A little over an hour is good, but harder to make sure you won't be interrupted. 
Long Enough To Satisfy 
A map should be long enough to satisfy the player, but not long enough to bore him. Obviously this is based largely on the situations in the map (diversity and challenge in gameplay and aesthetics). These days I get bored pretty easily, regardless of gameplay and aesthetics, so I much prefer medium sized maps over bigger maps.
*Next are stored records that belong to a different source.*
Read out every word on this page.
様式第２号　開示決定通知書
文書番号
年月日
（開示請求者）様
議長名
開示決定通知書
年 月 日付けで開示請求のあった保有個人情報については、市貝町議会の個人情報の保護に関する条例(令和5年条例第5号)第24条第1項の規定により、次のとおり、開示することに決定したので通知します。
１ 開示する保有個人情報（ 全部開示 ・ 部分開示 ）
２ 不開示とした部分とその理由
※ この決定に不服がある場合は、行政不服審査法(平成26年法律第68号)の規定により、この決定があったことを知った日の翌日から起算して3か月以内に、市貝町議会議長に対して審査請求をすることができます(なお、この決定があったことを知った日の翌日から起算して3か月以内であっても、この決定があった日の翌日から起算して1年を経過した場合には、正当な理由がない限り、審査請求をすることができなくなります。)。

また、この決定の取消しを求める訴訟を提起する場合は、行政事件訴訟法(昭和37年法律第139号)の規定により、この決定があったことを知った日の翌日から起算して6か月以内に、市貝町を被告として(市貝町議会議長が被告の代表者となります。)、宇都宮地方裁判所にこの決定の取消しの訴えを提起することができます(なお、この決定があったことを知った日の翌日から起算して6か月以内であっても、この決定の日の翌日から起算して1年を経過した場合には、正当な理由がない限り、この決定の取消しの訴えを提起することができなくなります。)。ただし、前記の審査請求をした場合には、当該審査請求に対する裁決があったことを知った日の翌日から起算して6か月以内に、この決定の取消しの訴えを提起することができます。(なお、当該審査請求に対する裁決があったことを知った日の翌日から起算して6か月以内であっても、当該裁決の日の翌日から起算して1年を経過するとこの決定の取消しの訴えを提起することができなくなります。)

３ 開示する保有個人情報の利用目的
People have said my two previous Q1SP maps are too short (RPGSP1 and Could.bsp). I'm really not sure if this is good or not. Obviously it could be seen as bad because maybe the maps weren't long enough to satisfy people's cravings, but on the other hand it could be good because that means they didn't get bored before the map concluded. I think a good middle-ground solution might be to make a large-size map that has medium-size gameplay. What I mean is that you can complete the map in the time it takes to finish a regular medium-size map, but if you want to take the time and fully exhaust all of the gameplay features (secrets, non-linear areas, route choices) then it will take the time of a regular large-size map.

Okay last time I tried to explain an idea, czg didn't understand me at all. So you better understand me or else I'm going to ship you to Snoreway! 
good point. But I still more enjoy large maps. I usually don't get bored if monsters pop up all the play time and they do it in a different way.

Medium-sized map can be more detailed without any pain for mapper IMO (comparing to large maps). So, in terms of aesthetics medium-sized maps may be a better variant for mapper.

Personally I feel something like Necros said, even if I want to make a small (not large) map rooms suddenly turn out larger and larger and therefore the size of the whole map is getting larger too.

Long Enough To Satisfy
When the map becomes long enough to satisfy me I realise that it is at least medium-to-large sized.